Era il due marzo del 1948 quando nei terreni di Alburchia, feudo del marchese Pottino, tra Petralia Soprana e Gangi, due sicari della mafia agraria delle Madonie uccisero Epifanio Li Puma 

di Giovanni Pulvino (@PulvinoGiovanni)

Portella della Ginestra - (foto da repubblica.it)
Dirigente del movimento per l’occupazione delle terre, Epifanio Li Puma, è stato assassinato davanti al figlio undicenne mentre lavorava il suo pezzo di terra. Allora i contadini siciliani lavoravano da ‘suli a suli’, dall’alba al tramonto per guadagnarsi un pezzo di pane e garantire la sopravvivenza alla loro famiglia. I mandanti, nonostante fossero stati denunciati, non pagarono mai per la sua morte. 
Mezzadro d’idee antifasciste, Li Puma, è stato uno dei promotori della cooperativa ‘La Madre terra’, costituita per rendere operativi i decreti Gullo. Quella normativa regolava la concessione  delle terre incolte ai contadini. Avrebbe dovuto costituire una tappa importante nella storia del Mezzogiorno e della lotta per l’abolizione del latifondo. L’obiettivo era eliminare una delle principali cause di sottosviluppo del Sud e delle condizioni di povertà del popolo siciliano.
Petralia Soprana - (foto da typicalsicily.it)

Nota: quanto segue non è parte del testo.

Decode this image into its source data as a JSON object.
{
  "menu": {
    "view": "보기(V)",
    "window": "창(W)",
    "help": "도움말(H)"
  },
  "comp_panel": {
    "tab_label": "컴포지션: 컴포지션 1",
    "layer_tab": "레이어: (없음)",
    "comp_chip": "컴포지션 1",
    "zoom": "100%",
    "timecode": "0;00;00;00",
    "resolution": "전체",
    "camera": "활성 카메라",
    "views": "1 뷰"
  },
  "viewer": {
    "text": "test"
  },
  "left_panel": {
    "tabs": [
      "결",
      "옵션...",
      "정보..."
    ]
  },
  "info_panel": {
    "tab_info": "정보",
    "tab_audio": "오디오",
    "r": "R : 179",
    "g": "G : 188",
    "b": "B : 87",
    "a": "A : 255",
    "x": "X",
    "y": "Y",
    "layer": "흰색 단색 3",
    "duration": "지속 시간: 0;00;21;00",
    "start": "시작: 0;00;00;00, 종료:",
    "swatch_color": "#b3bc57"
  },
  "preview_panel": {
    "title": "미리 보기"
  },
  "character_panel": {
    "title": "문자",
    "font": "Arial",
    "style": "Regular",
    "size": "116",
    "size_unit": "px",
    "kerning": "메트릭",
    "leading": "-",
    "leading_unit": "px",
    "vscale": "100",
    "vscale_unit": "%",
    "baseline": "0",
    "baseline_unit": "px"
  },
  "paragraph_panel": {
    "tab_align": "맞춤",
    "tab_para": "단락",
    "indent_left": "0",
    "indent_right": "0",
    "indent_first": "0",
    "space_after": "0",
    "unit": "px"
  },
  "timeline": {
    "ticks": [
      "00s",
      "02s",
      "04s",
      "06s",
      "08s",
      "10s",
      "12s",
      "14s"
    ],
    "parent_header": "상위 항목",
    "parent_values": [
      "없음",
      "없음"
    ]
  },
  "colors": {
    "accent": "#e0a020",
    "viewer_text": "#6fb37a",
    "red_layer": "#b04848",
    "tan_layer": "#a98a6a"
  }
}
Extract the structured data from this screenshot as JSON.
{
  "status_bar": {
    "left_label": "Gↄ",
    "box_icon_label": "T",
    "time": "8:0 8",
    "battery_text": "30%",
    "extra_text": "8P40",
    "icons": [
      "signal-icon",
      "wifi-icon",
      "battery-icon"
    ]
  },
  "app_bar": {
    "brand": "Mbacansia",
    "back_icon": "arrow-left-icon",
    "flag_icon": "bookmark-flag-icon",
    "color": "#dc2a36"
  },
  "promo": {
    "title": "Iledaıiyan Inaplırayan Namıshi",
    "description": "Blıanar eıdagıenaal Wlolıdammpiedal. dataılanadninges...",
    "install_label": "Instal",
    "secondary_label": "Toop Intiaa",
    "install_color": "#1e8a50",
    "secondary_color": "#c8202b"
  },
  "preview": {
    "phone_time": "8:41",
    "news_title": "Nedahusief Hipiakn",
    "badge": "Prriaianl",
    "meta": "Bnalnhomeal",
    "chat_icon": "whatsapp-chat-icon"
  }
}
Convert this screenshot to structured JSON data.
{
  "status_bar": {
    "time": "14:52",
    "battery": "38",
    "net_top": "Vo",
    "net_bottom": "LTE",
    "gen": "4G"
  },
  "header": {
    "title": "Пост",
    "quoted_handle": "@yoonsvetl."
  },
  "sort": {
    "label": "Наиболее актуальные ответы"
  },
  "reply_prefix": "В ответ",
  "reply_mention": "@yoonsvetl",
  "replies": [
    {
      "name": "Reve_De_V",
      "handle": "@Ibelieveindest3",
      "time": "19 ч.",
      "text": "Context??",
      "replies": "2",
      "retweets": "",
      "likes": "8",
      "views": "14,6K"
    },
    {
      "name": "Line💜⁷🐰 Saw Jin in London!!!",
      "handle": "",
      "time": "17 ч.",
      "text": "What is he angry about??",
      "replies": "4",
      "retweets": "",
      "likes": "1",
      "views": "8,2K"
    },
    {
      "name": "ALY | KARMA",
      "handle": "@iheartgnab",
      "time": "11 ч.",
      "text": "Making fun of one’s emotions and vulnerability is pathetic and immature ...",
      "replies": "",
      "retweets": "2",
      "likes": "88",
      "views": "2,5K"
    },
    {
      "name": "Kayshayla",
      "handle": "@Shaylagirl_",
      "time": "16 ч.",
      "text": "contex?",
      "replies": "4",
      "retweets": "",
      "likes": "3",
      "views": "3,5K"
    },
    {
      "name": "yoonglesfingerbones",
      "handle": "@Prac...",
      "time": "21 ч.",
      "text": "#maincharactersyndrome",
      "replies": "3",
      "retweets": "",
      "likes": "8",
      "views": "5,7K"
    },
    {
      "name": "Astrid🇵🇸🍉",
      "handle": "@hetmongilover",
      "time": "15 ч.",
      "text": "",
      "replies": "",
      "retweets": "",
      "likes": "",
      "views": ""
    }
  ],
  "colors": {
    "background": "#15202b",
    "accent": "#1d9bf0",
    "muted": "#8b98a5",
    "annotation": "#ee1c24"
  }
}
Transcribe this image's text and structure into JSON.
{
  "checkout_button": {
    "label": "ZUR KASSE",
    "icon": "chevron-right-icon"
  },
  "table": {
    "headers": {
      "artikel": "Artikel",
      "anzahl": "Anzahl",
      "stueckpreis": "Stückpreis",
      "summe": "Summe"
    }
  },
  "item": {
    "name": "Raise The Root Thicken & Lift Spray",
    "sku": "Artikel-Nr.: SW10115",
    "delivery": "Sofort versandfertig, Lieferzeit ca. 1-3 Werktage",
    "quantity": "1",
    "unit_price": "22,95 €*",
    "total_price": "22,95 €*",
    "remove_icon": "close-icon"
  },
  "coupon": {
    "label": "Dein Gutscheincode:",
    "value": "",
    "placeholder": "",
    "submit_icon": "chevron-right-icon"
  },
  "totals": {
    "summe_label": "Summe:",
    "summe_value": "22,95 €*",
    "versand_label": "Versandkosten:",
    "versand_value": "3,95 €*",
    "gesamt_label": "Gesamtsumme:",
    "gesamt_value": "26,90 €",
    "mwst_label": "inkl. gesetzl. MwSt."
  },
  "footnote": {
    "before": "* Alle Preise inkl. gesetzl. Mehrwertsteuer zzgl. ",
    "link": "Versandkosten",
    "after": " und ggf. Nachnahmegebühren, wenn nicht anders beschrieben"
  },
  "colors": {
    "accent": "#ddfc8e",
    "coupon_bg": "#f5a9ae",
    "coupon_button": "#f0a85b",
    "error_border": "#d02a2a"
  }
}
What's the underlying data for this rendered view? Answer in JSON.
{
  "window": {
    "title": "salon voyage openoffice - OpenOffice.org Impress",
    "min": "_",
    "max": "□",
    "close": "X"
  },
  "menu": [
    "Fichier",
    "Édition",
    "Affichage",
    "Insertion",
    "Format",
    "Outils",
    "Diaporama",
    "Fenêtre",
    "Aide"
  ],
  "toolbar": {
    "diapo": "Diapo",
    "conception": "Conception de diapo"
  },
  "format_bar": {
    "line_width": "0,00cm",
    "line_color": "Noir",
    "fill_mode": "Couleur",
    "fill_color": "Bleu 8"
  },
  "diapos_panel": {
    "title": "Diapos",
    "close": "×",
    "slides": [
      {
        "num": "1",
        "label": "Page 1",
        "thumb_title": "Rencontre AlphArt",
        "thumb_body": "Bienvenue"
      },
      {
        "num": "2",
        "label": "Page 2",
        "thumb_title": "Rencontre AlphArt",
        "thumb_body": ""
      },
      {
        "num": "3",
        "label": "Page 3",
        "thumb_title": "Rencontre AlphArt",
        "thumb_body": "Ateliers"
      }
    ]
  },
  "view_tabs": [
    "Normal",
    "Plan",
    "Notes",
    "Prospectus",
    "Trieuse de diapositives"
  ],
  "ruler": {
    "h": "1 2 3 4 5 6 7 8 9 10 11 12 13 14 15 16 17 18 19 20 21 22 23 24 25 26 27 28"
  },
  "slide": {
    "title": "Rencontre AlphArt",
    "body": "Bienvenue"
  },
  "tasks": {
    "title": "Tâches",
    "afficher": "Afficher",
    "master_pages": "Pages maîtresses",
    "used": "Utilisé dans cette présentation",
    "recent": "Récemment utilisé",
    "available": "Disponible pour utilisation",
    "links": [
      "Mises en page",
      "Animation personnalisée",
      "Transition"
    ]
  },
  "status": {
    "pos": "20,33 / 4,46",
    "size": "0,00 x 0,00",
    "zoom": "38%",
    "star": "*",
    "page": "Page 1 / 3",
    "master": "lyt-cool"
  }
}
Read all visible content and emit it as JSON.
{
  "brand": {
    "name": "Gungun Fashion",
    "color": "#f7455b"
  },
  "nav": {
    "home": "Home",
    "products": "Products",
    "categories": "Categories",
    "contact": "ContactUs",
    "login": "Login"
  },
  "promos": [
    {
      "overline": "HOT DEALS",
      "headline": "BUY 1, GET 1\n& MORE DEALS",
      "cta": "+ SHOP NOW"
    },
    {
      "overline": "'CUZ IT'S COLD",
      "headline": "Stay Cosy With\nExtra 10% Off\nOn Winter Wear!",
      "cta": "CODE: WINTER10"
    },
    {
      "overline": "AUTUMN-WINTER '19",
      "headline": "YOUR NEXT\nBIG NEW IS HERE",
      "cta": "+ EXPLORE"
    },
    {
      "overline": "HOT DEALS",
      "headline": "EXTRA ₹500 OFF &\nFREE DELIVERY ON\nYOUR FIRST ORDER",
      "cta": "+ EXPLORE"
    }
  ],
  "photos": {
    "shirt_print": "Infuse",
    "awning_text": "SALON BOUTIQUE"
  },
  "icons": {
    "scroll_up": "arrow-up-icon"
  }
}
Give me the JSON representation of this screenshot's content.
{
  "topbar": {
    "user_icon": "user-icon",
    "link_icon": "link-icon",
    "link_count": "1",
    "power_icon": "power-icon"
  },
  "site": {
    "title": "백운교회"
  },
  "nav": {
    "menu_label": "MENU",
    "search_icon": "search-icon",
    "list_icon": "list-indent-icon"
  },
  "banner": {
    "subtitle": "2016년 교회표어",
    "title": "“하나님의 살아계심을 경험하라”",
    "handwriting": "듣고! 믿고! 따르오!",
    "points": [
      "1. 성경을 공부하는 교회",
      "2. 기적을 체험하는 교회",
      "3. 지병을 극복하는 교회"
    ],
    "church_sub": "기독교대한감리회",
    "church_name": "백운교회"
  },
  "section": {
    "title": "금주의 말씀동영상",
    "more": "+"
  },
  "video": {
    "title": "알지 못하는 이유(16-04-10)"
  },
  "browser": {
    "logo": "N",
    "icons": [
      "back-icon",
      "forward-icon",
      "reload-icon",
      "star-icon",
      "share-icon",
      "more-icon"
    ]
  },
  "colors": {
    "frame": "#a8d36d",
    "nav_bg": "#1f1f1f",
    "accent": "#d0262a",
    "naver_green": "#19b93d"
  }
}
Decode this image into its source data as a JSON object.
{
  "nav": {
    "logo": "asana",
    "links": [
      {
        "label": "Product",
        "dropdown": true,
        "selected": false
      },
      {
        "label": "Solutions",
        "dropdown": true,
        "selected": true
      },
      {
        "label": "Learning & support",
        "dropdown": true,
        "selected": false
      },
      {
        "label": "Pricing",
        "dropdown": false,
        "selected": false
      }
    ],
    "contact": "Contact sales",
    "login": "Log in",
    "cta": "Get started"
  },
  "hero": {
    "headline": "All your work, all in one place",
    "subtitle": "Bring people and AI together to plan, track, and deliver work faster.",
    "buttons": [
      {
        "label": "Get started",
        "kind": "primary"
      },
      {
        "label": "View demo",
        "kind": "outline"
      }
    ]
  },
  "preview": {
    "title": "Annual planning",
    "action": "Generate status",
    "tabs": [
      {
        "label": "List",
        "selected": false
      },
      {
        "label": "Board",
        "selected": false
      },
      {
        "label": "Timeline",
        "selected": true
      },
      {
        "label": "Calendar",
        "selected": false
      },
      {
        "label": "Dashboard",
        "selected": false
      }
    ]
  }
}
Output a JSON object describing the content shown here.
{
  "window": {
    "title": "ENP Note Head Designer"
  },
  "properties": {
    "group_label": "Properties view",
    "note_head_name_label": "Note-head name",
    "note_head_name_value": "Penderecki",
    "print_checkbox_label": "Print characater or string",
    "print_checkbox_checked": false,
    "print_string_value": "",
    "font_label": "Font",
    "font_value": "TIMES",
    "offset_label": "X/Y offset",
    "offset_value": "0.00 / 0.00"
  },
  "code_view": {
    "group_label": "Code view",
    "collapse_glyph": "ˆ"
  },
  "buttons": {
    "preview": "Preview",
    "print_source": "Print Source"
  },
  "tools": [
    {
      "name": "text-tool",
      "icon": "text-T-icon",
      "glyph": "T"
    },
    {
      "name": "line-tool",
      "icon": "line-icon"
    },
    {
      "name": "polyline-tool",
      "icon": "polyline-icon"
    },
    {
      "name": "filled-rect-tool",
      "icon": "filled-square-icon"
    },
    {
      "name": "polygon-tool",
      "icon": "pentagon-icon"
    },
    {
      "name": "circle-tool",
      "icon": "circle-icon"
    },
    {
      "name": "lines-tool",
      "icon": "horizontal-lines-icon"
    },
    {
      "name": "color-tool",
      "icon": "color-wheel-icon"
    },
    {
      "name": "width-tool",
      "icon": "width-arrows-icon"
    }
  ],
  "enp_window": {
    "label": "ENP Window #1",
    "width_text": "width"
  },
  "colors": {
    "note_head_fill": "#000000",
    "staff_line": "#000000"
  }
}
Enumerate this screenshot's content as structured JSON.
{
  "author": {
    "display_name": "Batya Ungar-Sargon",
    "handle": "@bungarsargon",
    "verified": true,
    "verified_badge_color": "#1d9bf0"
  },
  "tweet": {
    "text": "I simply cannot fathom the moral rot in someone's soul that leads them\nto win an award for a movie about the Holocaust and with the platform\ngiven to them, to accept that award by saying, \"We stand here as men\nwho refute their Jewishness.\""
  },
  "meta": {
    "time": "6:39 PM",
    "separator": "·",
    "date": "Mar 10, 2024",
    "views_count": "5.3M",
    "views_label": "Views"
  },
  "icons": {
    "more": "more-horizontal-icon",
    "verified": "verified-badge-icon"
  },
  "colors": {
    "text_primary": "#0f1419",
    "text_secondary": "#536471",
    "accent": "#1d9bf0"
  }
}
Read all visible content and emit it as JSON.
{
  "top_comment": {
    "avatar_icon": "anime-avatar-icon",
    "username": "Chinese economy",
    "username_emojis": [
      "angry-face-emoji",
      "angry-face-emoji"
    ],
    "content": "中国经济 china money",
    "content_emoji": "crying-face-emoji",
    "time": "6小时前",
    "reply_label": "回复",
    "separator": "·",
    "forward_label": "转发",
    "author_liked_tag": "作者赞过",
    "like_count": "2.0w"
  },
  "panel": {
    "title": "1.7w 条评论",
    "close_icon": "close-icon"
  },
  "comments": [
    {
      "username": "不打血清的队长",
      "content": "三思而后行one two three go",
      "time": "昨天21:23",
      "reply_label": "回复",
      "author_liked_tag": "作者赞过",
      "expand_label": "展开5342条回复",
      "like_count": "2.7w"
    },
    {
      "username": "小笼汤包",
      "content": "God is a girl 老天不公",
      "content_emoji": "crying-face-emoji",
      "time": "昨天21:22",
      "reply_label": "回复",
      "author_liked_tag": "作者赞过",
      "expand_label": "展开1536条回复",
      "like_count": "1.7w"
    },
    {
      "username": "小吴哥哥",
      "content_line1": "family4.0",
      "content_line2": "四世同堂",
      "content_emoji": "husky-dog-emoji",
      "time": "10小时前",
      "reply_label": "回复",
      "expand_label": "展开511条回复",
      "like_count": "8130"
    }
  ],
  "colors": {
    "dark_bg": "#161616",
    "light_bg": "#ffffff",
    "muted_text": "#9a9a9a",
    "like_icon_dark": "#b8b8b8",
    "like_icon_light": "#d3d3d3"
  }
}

Ma, di fronte alle legittime pretese dei contadini, la reazione dei latifondisti e della criminalità agraria, assecondata dai politici collusi e da membri infedeli delle istituzioni, è stata feroce. In quegli anni decine di sindacalisti o di semplici contadini che presero parte all'occupazione delle terre e che lottarono per l'emancipazione del popolo siciliano furono assassinati. Omicidi spietati come quello di Epifanio Li Puma a Petralia Soprana, Salvatore Carnevale a Sciara, Placido Rizzotto e Giuseppe Letizia a Corleone o stragi di civili innocenti come i contadini ed i loro familiari mentre festeggiavano il Primo maggio a Portella della Ginestra.
Epifanio Li Puma - (foto da wikipedia.org)
Il 17 marzo 1948, una settimana dopo il rapimento di Placido Rizzotto (quando ancora non si sapeva della sua morte), ecco cosa scriveva Girolamo Li Causi sulle colonne dell’Unità. Il delitto per ammissione stessa delle autorità, è politico: tutti sanno chi lo ha premeditato, organizzato ed eseguito. Anche la polizia lo sa. Li Puma veniva freddamente atterrato da due briganti della banda di Dino, banda che vive grazie alla complicità dei baroni che le assicurano ospitalità, sussistenza, protezione. Niente giustifica l’efferato delitto. Li Puma, padre di nove figli, contadino poverissimo aveva trascorso tutta la sua esistenza lavorando la terra, dirigendo la lega contadina di Petralia, organizzando la cooperativa “La Madre terra” che da tre anni è in lotta con i signori feudali per il possesso meno precario della terra, per più umane condizioni di esistenza. Dal Marchese proprietario, al campiere che indica ai banditi la vittima perché non sbaglino, ai sicari rotti ad ogni delitto la catena è limpida. Ma la polizia come già per altre decine di contadini capilega trucidati in questi ultimi mesi non vuole scoprire i mandanti e archivia le pratiche.
Quella Sicilia in chiaroscuro, della sopraffazione e dell’egoismo, dell’orgoglio e dall’altruismo, esiste ancora oggi e non solo nelle campagne delle Madonie o dei Nebrodi. Ma come disse Giovanni Falcone: 'La mafia è un fenomeno umano e come tutti i fenomeni umani ha un principio, una sua evoluzione e avrà anche una fine'. Solo e soltanto allora la terra del sole e del profumo di zagara, del mare e dei monti, dei poveri e degli onesti potrà emanciparsi è diventare quella ‘Madre terra’ che sognava e per cui ha dato la vita Epifanio Li Puma.